Roberts' role began with strategy and transformation, adding continuous delivery in 2020 when the pandemic led John Hancock to pursue that as a useful discipline to serve policyholders. Her work there began by thinking about the strategy for John Hancock's products in the market, and the experience for their policyholders. She said it was about "balancing not only the external, but also some of the internal [functions], like how we should be operating – really defining that strategy."
Before Roberts and John Hancock began emphasizing continuous delivery for products, the carrier launched about 10 new products per year. Now continuous delivery makes it possible to develop and launch about 20 new products per year, according to Roberts. John Hancock's continuous delivery is using AI to achieve the quicker claims processing and confirm accuracy of claims information.
"We're able to react much faster," she said. "We're really thinking about speed to market."

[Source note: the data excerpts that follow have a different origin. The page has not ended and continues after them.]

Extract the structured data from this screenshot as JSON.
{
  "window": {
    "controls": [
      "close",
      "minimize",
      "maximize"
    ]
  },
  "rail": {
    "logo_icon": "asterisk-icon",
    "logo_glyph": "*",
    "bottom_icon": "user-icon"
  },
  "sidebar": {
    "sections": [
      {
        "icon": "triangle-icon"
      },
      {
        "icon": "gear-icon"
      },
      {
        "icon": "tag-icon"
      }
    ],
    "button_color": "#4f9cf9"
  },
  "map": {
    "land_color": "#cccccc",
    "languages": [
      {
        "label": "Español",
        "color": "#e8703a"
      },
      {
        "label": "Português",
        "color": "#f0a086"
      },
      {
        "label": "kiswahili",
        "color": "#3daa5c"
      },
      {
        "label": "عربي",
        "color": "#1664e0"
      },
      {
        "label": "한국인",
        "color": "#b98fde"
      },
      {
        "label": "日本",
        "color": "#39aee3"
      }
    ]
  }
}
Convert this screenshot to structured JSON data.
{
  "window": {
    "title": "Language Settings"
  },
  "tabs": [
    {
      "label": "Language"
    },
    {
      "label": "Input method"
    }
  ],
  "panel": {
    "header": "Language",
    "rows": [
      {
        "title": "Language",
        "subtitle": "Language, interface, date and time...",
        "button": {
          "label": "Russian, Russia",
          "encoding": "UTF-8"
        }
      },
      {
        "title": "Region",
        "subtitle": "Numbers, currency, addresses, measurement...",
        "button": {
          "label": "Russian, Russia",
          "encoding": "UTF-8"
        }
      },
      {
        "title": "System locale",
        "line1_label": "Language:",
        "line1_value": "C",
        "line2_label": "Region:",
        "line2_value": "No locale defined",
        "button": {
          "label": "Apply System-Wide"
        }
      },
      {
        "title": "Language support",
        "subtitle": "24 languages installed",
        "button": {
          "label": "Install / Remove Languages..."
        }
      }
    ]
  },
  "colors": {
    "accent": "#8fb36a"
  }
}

This is achieved by reorganizing the carrier's efforts to "reflect the customer journey," she added. John Hancock's customer engagement teams begin with "top of the funnel activities," then pass their work on those functions to claims operations teams. This ensures that new products have considered the customer experience holistically, according to Roberts.
"If I'm launching a new product, what's the servicing experience going to be like? What's the buying experience like for the advisor when they're working with the end consumer?" she said. "We talk about everything through the lens of the customer. And we deliver considering that experience. That really has transformed the way we work and helped us to really identify a lot of things that maybe in the past, we would have missed."